"It's odd how illness makes a chap take to trash in literature," he said to Sophy, whose eyes he saw wondering over the title of the book he had put down when she came in. "It's as if the mind got weak, too, and needed slops like the body."
But this odd deterioration in taste was due to the morphia, which at times gave such a deliciously false sense of interest in the most trivial things. Deep, serious thinking was impossible under its disintegrating glamour. It gave rather gay, fleeting fantasies—a sense of delicate mental power as though thought were a sort of glittering toy, to amuse oneself with. After Wilkie Collins he took up the French detective novels—then shifted to "Ouida." These works filled him with glee. "Crewel-work Ruskin," he called them. "But damned amusing for all that. She dips her coat-of-many-colours in her brother's blood every now and then. She might have been great," he declared, "if she hadn't had hæmorrhages of the imagination. That made her mind anæmic—but she could spin darned good yarns, by Jove!"
He was much amused by his mother's sudden interest in Bobby.
"The Mater's vaulting ambition has gone clean over my head and landed on Bobkins," he told Sophy, chuckling. "I bet she'll live to ninety-and-nine, just for the pleasure of speaking of 'my grandson, the Prime Minister.'"
He took to calling Bobby "Little William Pitt."
"Come here, little William Pitt; you're going to be It, as they say in the States," he would say when the child was brought in to see him. "I hope you'll approve of me for a father when you're in office."
This strange name by which his father called him confused the child and displeased him. He felt that he was being made fun of. Children and dogs dislike the people who laugh at them. He hated to go into his father's room, and resisted so strenuously that Sophy took him there less and less.

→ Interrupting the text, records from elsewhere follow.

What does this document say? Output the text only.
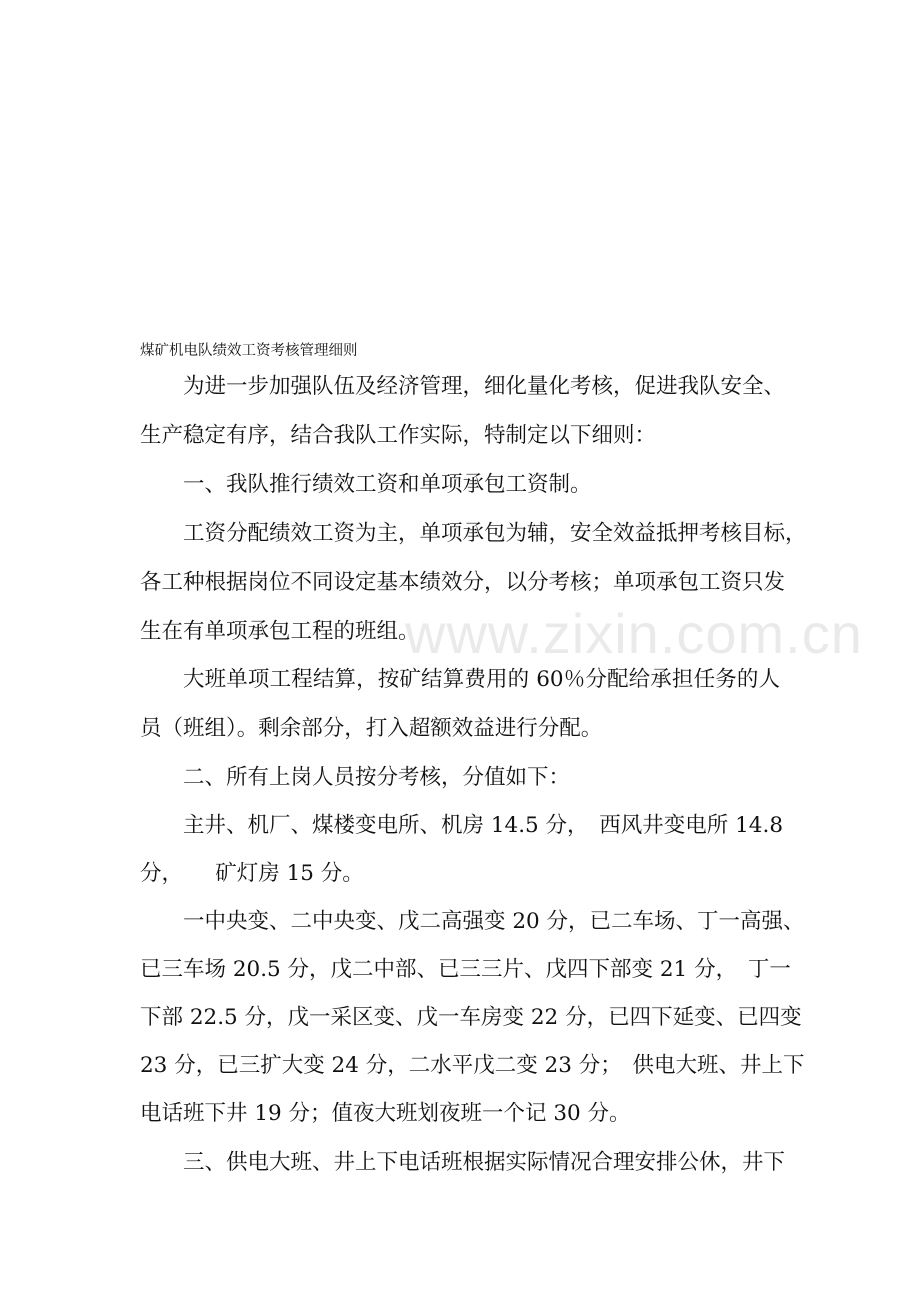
煤矿机电队绩效工资考核管理细则
为进一步加强队伍及经济管理，细化量化考核，促进我队安全、
生产稳定有序，结合我队工作实际，特制定以下细则：
一、我队推行绩效工资和单项承包工资制。
工资分配绩效工资为主，单项承包为辅，安全效益抵押考核目标，
各工种根据岗位不同设定基本绩效分，以分考核；单项承包工资只发
生在有单项承包工程的班组。
大班单项工程结算，按矿结算费用的 60％分配给承担任务的人
员（班组）。剩余部分，打入超额效益进行分配。
二、所有上岗人员按分考核，分值如下：
主井、机厂、煤楼变电所、机房 14.5 分，　西风井变电所 14.8
分，　　矿灯房 15 分。
一中央变、二中央变、戊二高强变 20 分，已二车场、丁一高强、
已三车场 20.5 分，戊二中部、已三三片、戊四下部变 21 分，　丁一
下部 22.5 分，戊一采区变、戊一车房变 22 分，已四下延变、已四变
23 分，已三扩大变 24 分，二水平戊二变 23 分；　供电大班、井上下
电话班下井 19 分；值夜大班划夜班一个记 30 分。
三、供电大班、井上下电话班根据实际情况合理安排公休，井下
www.zixin.com.cn
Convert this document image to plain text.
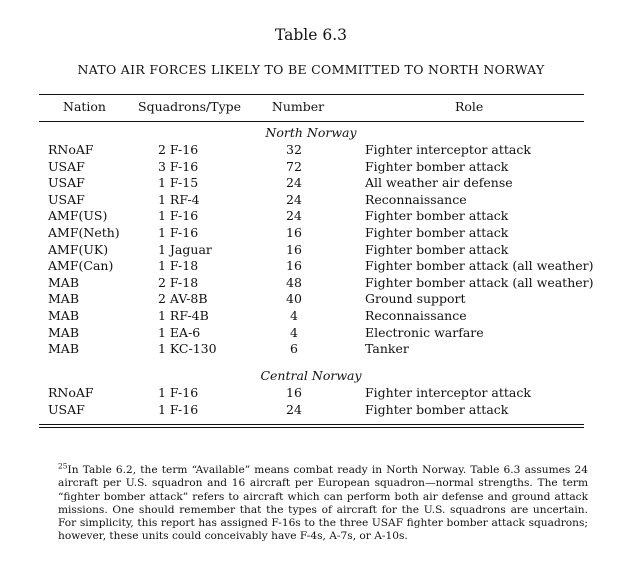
Table 6.3
NATO AIR FORCES LIKELY TO BE COMMITTED TO NORTH NORWAY
Nation	Squadrons/Type	Number	Role
North Norway
RNoAF	2 F-16	32	Fighter interceptor attack
USAF	3 F-16	72	Fighter bomber attack
USAF	1 F-15	24	All weather air defense
USAF	1 RF-4	24	Reconnaissance
AMF(US)	1 F-16	24	Fighter bomber attack
AMF(Neth)	1 F-16	16	Fighter bomber attack
AMF(UK)	1 Jaguar	16	Fighter bomber attack
AMF(Can)	1 F-18	16	Fighter bomber attack (all weather)
MAB	2 F-18	48	Fighter bomber attack (all weather)
MAB	2 AV-8B	40	Ground support
MAB	1 RF-4B	4	Reconnaissance
MAB	1 EA-6	4	Electronic warfare
MAB	1 KC-130	6	Tanker
Central Norway
RNoAF	1 F-16	16	Fighter interceptor attack
USAF	1 F-16	24	Fighter bomber attack
$^{25}$In Table 6.2, the term “Available” means combat ready in North Norway. Table 6.3 assumes 24 aircraft per U.S. squadron and 16 aircraft per European squadron—normal strengths. The term “fighter bomber attack” refers to aircraft which can perform both air defense and ground attack missions. One should remember that the types of aircraft for the U.S. squadrons are uncertain. For simplicity, this report has assigned F-16s to the three USAF fighter bomber attack squadrons; however, these units could conceivably have F-4s, A-7s, or A-10s.
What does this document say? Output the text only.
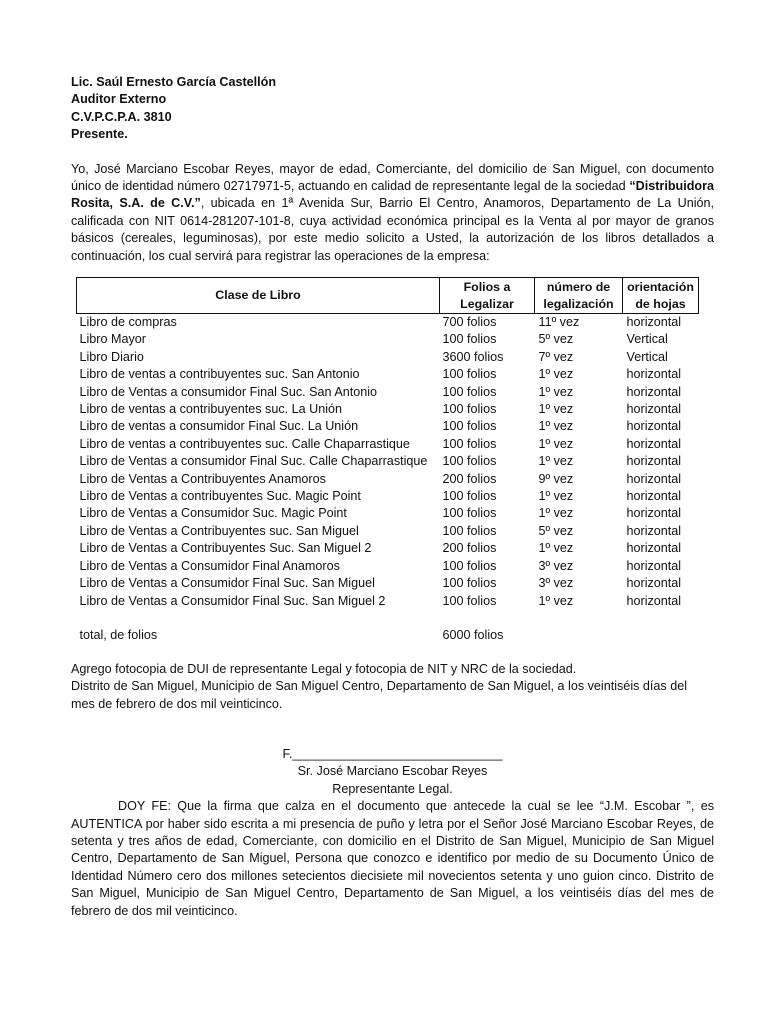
Lic. Saúl Ernesto García Castellón
Auditor Externo
C.V.P.C.P.A. 3810
Presente.
Yo, José Marciano Escobar Reyes, mayor de edad, Comerciante, del domicilio de San Miguel, con documento único de identidad número 02717971-5, actuando en calidad de representante legal de la sociedad “Distribuidora Rosita, S.A. de C.V.”, ubicada en 1ª Avenida Sur, Barrio El Centro, Anamoros, Departamento de La Unión, calificada con NIT 0614-281207-101-8, cuya actividad económica principal es la Venta al por mayor de granos básicos (cereales, leguminosas), por este medio solicito a Usted, la autorización de los libros detallados a continuación, los cual servirá para registrar las operaciones de la empresa:
Clase de Libro	Folios a Legalizar	número de legalización	orientación de hojas
Libro de compras	700 folios	11º vez	horizontal
Libro Mayor	100 folios	5º vez	Vertical
Libro Diario	3600 folios	7º vez	Vertical
Libro de ventas a contribuyentes suc. San Antonio	100 folios	1º vez	horizontal
Libro de Ventas a consumidor Final Suc. San Antonio	100 folios	1º vez	horizontal
Libro de ventas a contribuyentes suc. La Unión	100 folios	1º vez	horizontal
Libro de ventas a consumidor Final Suc. La Unión	100 folios	1º vez	horizontal
Libro de ventas a contribuyentes suc. Calle Chaparrastique	100 folios	1º vez	horizontal
Libro de Ventas a consumidor Final Suc. Calle Chaparrastique	100 folios	1º vez	horizontal
Libro de Ventas a Contribuyentes Anamoros	200 folios	9º vez	horizontal
Libro de Ventas a contribuyentes Suc. Magic Point	100 folios	1º vez	horizontal
Libro de Ventas a Consumidor Suc. Magic Point	100 folios	1º vez	horizontal
Libro de Ventas a Contribuyentes suc. San Miguel	100 folios	5º vez	horizontal
Libro de Ventas a Contribuyentes Suc. San Miguel 2	200 folios	1º vez	horizontal
Libro de Ventas a Consumidor Final Anamoros	100 folios	3º vez	horizontal
Libro de Ventas a Consumidor Final Suc. San Miguel	100 folios	3º vez	horizontal
Libro de Ventas a Consumidor Final Suc. San Miguel 2	100 folios	1º vez	horizontal

total, de folios	6000 folios		
Agrego fotocopia de DUI de representante Legal y fotocopia de NIT y NRC de la sociedad.
Distrito de San Miguel, Municipio de San Miguel Centro, Departamento de San Miguel, a los veintiséis días del mes de febrero de dos mil veinticinco.
F.______________________________
Sr. José Marciano Escobar Reyes
Representante Legal.
DOY FE: Que la firma que calza en el documento que antecede la cual se lee “J.M. Escobar ”, es AUTENTICA por haber sido escrita a mi presencia de puño y letra por el Señor José Marciano Escobar Reyes, de setenta y tres años de edad, Comerciante, con domicilio en el Distrito de San Miguel, Municipio de San Miguel Centro, Departamento de San Miguel, Persona que conozco e identifico por medio de su Documento Único de Identidad Número cero dos millones setecientos diecisiete mil novecientos setenta y uno guion cinco. Distrito de San Miguel, Municipio de San Miguel Centro, Departamento de San Miguel, a los veintiséis días del mes de febrero de dos mil veinticinco.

As the days went by, and still Anne Harding had not found any morphia or hypodermic syringe in Cecil's possession, Sophy began to grow more hopeful. Cecil was certainly far quieter than he had been for some time. She began again to think that Bellamy and the nurse must surely be mistaken.
On the afternoon of the fourth day she called Anne into her room, and spoke to her about it.
"Don't you think you must be mistaken, this time, Nurse?" she asked eagerly.